As shown in Figure 9, the steady gas production rate decreases in the later stages with the PDG increasing in the water drainage stage. When the PDG is less than 2.8 MPa/100 m, the steady gas rate will be higher than 1000 m³/d. When the PDG is less than 0.3 MPa/100 m, the steady gas rate will be higher than 3000 m³/d. As shown in Figure 10, the PDG is influenced by the permeability obviously, and the investigation radius become longer with the increase of permeability, so the PDG decreases sharply. When the permeability is higher than 0.5 × 10⁻³ μm², the PDG can be smaller than 2.8 MPa/100 m.
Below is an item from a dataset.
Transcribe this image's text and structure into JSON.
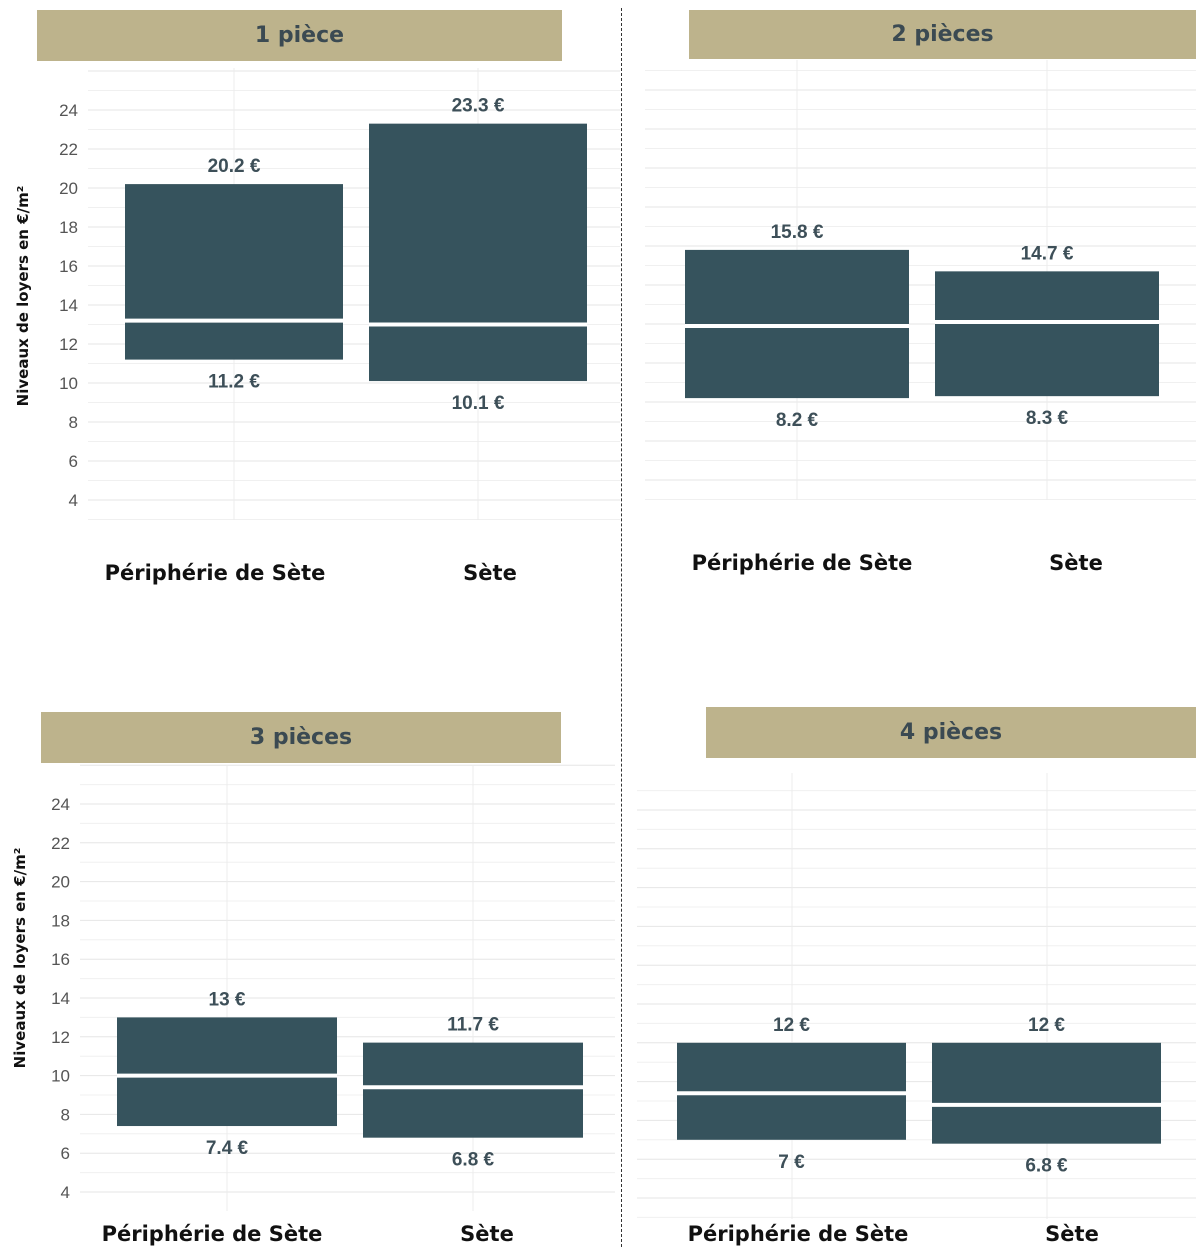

As shown in Figure 11, the permeability has a strong linear relationship with the water rate intensity (WPI, the ratio of water rate and coal bed thickness). The WPI increases with the permeability increasing. When the permeability is higher than 0.5 × 10⁻³ μm², WPI will be bigger than 0.3 m³/m. As shown in Figure 12, if the WPI is bigger than 0.3 m³/m, the wellbore’s PDS will be smaller than 0.01 MPa/d, which also illustrates that the falling range of WFL should be smaller than 1m. Generally, keeping a slower water drainage rate is necessary for the first stage.

5. Conclusions

Due to the methane desorption and water drainage of CBM, the whole development process is divided into 4 stages: water drainage stage, gas rate rising stage, steady gas production stage and gas rate decline stage. These different production stages can also be divided by dynamic production characteristics of the CBM well. In order to optimize the performance of CBM wells in different development stages, BHP and the water rate of various stages are reorganized by a deconvolution algorithm, and then the pressure data under unit rate is obtained to invert the comprehensive reservoir permeability. This deconvolution method can save the cost of the well-test, and avoid reservoir damage caused by frequently switching well. By comparing the interpretation results of the deconvolution test method and the conventional pressure drop/build up well-test method, the feasibility of the proposed method is verified. However, it is mainly suitable for vertical wells and is not suitable for horizontal wells. For gas-water two-phase flow and desorption, equivalent treatment is required.

The deconvolution well-test method based on dynamic production data reorganization is applied for Hancheng 29 wells. Investigation radius and pressure drawdown gradient are calculated by stage duration time, comprehensive compression coefficient and permeability. Finally, based on the statistical analysis of production data and production indices of 29 wells in Hancheng CBM field, the water drainage optimizations are determined as follows: Reservoir pressure should decrease stably, with WFL decline less than 1 m/d and PDG less than 2.8 MPa/100 m.